Taince vérifia une nouvelle fois la navigation, modifia légèrement leur trajectoire et réduisit leur vitesse. Une icône clignotait violemment sur un de ses moniteurs, qu’elle s’empressa d’éteindre.
— Je ne suis pas revenu ici depuis cette fameuse nuit, dit Sal.
Il y avait de la tristesse et de l’amertume dans sa voix. Ou peut-être pas.
La carcasse du vaisseau géant apparut devant, un peu sur la droite. Taince vira de bord et entama une courbe d’approche. Le regard de son passager se perdit dans le désert, soixante-dix mètres plus bas.
— Waouh ! Ça va beaucoup plus vite que la navette que j’avais empruntée à mon père.
— Il sort de tes usines, lui fit-elle remarquer.
— Ce petit machin ? demanda-t-il en éclatant de rire. J’ignorais que nous fabriquions des engins si minuscules.
— C’est un vieux modèle.
— Alors, il date de l’époque de papa. Il y a plus d’argent à se faire dans les gros appareils.
Ils longèrent la coque massive et sombre, dont les côtes mises à nu pointaient vers les cieux.
— Waouh ! cria Sal de plus belle, comme le mur noir défilait devant ses yeux à vingt mètres de distance à peine.
Taince monta en chandelle, exécuta des boucles et des tonneaux, avant de longer une nouvelle fois la coque, mais, cette fois-ci, en la rasant littéralement.
— Waouh-ouh ! hurla Sal en voyant que Taince prenait de plus en plus de risques. Meeeerde ! Oh ! Ah ! fit-il, la tête en bas.
Jusqu’au dernier moment, elle ne fut pas certaine de vouloir aller jusqu’au bout. Après tout, elle ne savait pas vraiment ce qui s’était passé ce jour-là. Elle n’était sûre de rien. Peut-être même s’était-elle trompée sur toute la ligne. Nombreux étaient les exemples de personnes qui avaient rendu elles-mêmes une justice trop expéditive. N’était-ce d’ailleurs pas le rôle de la loi ? Empêcher que des innocents payent pour des crimes qu’ils n’avaient pas commis ? N’était-ce pas l’un des piliers de toute civilisation ?

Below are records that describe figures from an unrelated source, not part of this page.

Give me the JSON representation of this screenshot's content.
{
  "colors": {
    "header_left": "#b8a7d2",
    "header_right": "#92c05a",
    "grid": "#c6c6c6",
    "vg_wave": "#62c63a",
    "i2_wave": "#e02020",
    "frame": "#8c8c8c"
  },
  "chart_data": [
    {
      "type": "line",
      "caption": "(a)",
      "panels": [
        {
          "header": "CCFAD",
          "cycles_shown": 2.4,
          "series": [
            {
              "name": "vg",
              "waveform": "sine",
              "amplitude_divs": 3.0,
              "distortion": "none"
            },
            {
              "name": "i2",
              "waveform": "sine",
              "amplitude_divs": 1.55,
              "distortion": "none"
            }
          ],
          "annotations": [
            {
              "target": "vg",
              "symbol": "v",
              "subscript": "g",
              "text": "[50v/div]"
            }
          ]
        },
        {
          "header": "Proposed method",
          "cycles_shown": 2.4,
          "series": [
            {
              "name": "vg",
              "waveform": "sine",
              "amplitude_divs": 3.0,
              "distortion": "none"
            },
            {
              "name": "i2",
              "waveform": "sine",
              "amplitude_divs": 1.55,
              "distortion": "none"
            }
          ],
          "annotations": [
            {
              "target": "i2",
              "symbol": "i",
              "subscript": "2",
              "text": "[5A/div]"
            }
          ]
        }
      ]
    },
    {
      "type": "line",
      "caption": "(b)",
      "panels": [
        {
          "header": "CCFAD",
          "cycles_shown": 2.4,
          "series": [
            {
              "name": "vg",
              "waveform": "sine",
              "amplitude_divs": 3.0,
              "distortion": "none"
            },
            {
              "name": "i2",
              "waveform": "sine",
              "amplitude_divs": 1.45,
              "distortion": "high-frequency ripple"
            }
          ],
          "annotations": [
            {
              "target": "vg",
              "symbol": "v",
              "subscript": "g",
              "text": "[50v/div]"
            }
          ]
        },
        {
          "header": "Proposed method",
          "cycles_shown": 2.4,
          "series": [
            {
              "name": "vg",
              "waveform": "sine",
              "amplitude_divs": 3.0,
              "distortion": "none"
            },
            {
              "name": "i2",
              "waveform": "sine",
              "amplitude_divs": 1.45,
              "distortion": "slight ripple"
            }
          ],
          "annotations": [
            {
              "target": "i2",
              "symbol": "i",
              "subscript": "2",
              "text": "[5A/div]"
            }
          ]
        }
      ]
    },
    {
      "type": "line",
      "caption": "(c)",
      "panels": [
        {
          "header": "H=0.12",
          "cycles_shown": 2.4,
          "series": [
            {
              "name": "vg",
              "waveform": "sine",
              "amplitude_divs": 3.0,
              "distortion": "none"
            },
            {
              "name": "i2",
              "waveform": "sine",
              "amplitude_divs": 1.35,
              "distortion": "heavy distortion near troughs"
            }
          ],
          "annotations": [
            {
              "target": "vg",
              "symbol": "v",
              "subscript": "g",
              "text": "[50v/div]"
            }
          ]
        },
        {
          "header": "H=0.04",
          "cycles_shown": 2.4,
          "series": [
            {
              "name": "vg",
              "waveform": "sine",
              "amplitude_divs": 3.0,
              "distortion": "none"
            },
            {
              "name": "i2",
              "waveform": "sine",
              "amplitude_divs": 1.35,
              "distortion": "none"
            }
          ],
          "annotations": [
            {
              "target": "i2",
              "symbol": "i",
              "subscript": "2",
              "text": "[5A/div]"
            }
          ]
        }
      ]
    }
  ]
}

Et pourtant. Elle savait. Elle en était presque certaine. Son tour était venu. Et même si elle s’était trompée, Sal n’était pas blanc comme neige. Ce ne serait pas comme tuer un enfant ou une jeune femme avec sa vie devant elle. Il s’agissait certes d’ôter la vie, toutefois, il y avait autant de degrés dans ces affaires-là que de cercles en enfer. Et puis, honnêtement, qu’elle ait tort ou raison, la vérité lui resterait à jamais cachée.
C’était à elle de jouer. De cela, elle était certaine.
Elle s’attendait à verser quelques larmes, mais ce ne fut pas le cas. Comme il était étrange de ne pas se connaître, après tant d’années, d’être incapable de prévoir la façon dont on allait réagir dans des circonstances si extrêmes.
Et quoi d’autre ? Elle avait pensé tout lui dire dans les yeux, ramener ces souvenirs douloureux à sa mémoire. Elle l’avait imaginé s’emportant, la suppliant ou lui criant dessus. Elle avait beaucoup répété cette scène au fil des années, des décennies et des siècles. Elle l’avait jouée et rejouée, tenant son rôle et le sien, imaginant ce qu’il dirait, la façon dont il tenterait de tout expliquer, de la persuader qu’elle était folle, qu’elle n’avait rien compris.
Finalement, elle fut lassée de ce petit jeu. Elle avait déjà tout entendu tant de fois.
Elle n’avait que des preuves indirectes, une intuition, et, pourtant, elle prendrait quand même la vie de cet homme. Lui donner une chance de faire appel ? Le prévenir ?
Pour quoi faire ?
L’éclat glacé du désert et les ténèbres impénétrables du vaisseau bondirent à leur rencontre.
— Merde, Tain… !
Sal aurait pu tenter de s’éjecter – c’était le seul système qu’elle ne pouvait pas désactiver depuis son poste de contrôle –, sauf qu’elle avait pris la précaution de terminer leur vol la tête en bas.
À la fin, elle n’eut qu’à effectuer un dernier et rapide mouvement de poignet.
Le canot percuta le flanc de la carcasse une dizaine de mètres au-dessus de la surface du désert, à près de la moitié de la vitesse du son.